Closest distance between two Euclidian grids

cadojo · May 15, 2021, 11:46pm

I have two large data sets: A (size 1_500_000, 3), and B (size 1_500, 3). I’d like to find the closest point between A and B. I could iterate through each possible combination, but that is O(n^2) and is not possible to complete in a reasonable time for datasets this size.

I asked a similar question for one dimension here. I understand sorting the data would be helpful, but I’m not sure how to apply this to a 2-dimensional case.

Is there a package that can compute the closest point between two Euclidian grids?

rafael.guerra · May 16, 2021, 12:01am

Did you check NearestNeighbors.jl?

Including herein a MWE, that hopefully is correct:

using NearestNeighbors, Random, Printf

# create input data:
Random.seed!(1);    A = rand(3, 1_500_000)
Random.seed!(1234); B = rand(3, 1_500)

kdtree = KDTree(A)
idxs, dists = nn(kdtree, B)  # convenience function for k=1
ixb = argmin(dists)
ixa = idxs[ixb]
@printf("Minimum distance = %.5f, at:", dists[ixb])
@printf("A[:,%i] = (%.4f, %.4f, %.4f)\n", ixa, A[:,ixa]...)   # splatted values supported
@printf("B[:,%i] = (%.4f, %.4f, %.4f)\n", ixb, B[:,ixb]...)   #

# Printed results:
Minimum distance = 0.00045, at:
A[:,1080399] = (0.3572, 0.1117, 0.4786)
B[:,1136] = (0.3571, 0.1119, 0.4790)

# QC solution:
using LinearAlgebra
julia> dists[ixb] ≈ norm(A[:,ixa] -  B[:,ixb])
true

lmiq · May 16, 2021, 1:32am

In the field of molecular simulations we always rely on Cell lists to compute short range distances. That could be used to compute the nearest neighbor in roughly O(n) time.*

I am curious about the algorithms implemented in the package above. Anyone can point a reference of the algorithms implemented there?

*It has been done: “Near-neighbor calculations using a modified cell-linked list method - ScienceDirect” Near-neighbor calculations using a modified cell-linked list method - ScienceDirect

Edit: I understand this is the type of thing NearestNeighbors.jl is doing: k-d tree - Wikipedia

rafael.guerra · May 16, 2021, 1:47pm

Do not know if the nearest neighbor algorithm is among the most efficient to answer OP’s question.
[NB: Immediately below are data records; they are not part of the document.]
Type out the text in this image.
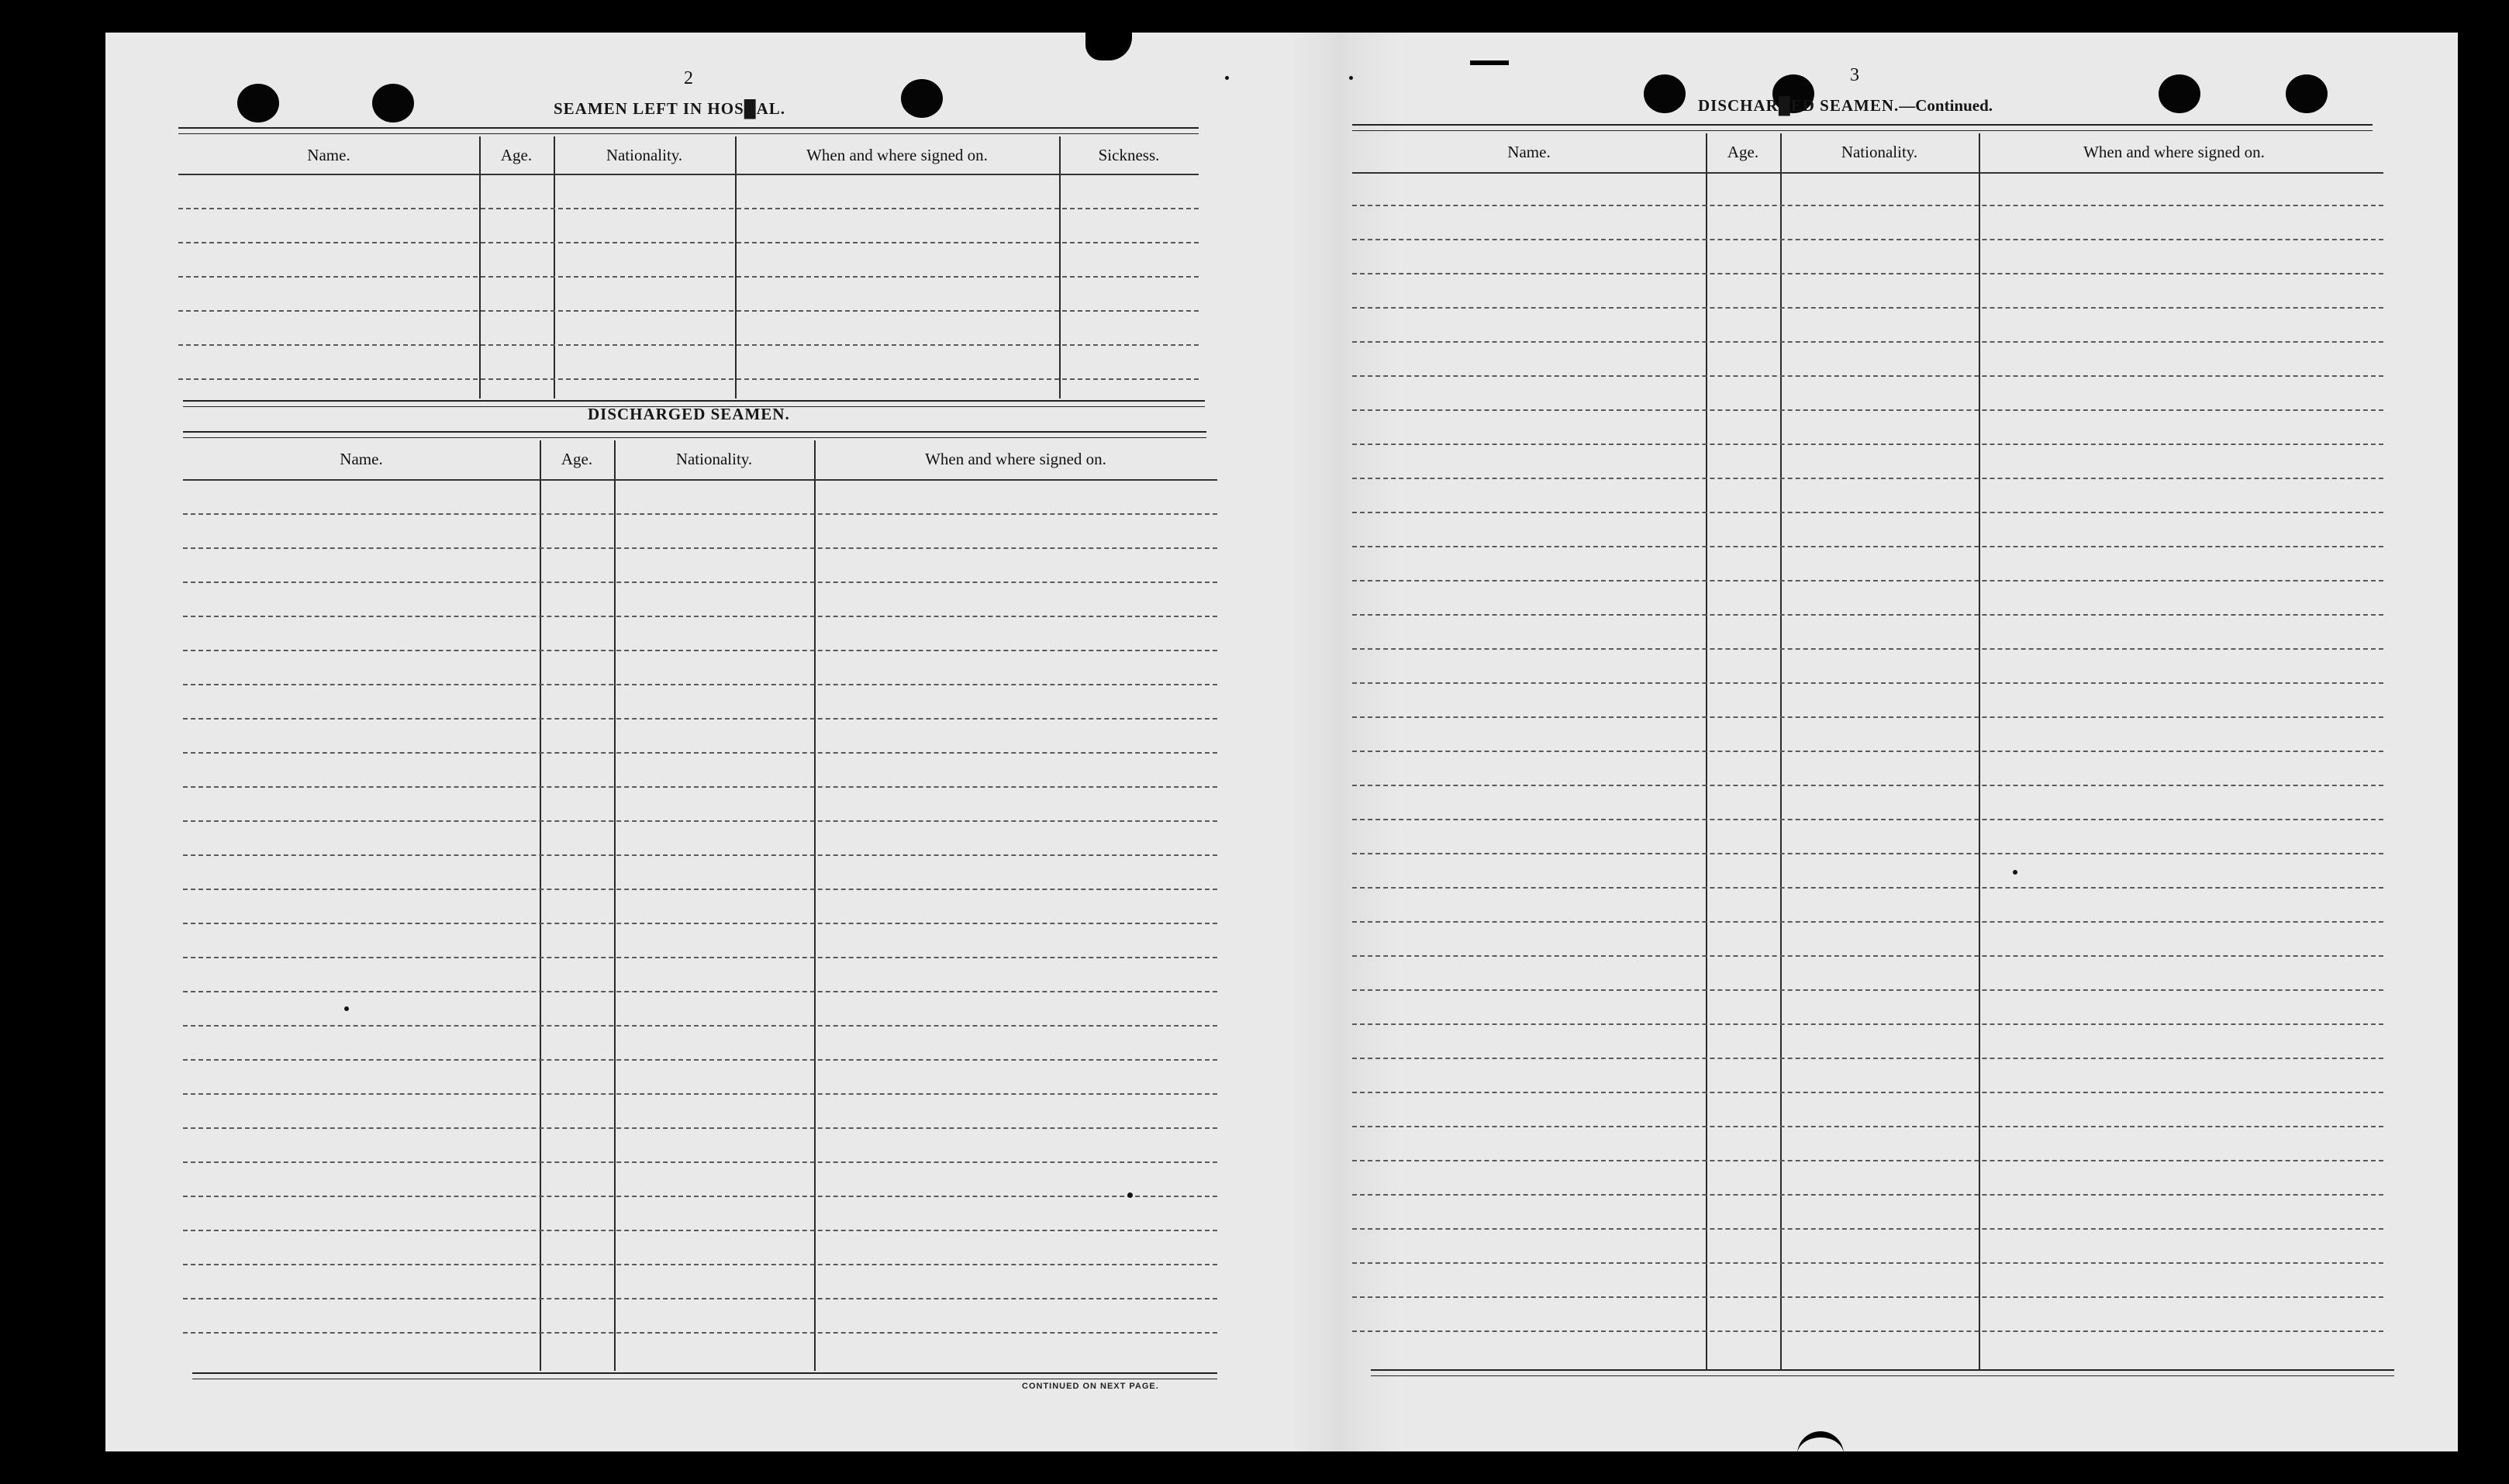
2
SEAMEN LEFT IN HOS█AL.
Name.	Age.	Nationality.	When and where signed on.	Sickness.
DISCHARGED SEAMEN.
Name.	Age.	Nationality.	When and where signed on.
CONTINUED ON NEXT PAGE.
3
DISCHAR█ED SEAMEN.—Continued.
Name.	Age.	Nationality.	When and where signed on.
In the MWE example above, it seems that one may need two steps: (i) find in A the 1500 nearest neighbors of B, and (ii) find the nearest among the nearest.

There may be a better solution while using NearestNeighbors.jl.

cadojo · May 16, 2021, 4:16pm

Love the Julia community, this is perfect. Nearest neighbor is found in just a few seconds, where my previous O(n^2) implementation never returned. Thanks for pointing this out!

PetrKryslUCSD · May 16, 2021, 7:24pm

Isn’t this two one-dimensional searches really?

cadojo · May 16, 2021, 7:34pm

Might be missing something, but I don’t see how.

I have a collection of departure points that I want to travel from: A. And I have a collection of arrival points that I want to travel to: B.

I want to find the pair of points (one from A, one from B) that are the closest together. The naive solution for this is…

minimum = Inf
optimal = ([NaN, NaN, NaN], [NaN, NaN, NaN])
for departure in A
    for arrival in B
        difference = norm(departure .- arrival)
        if difference < minimum
            minimum = difference
            optimal = (departure, arrival)
        end
    end
end

rafael.guerra · May 16, 2021, 7:39pm

Please check this article out, that points to a Julia solution here.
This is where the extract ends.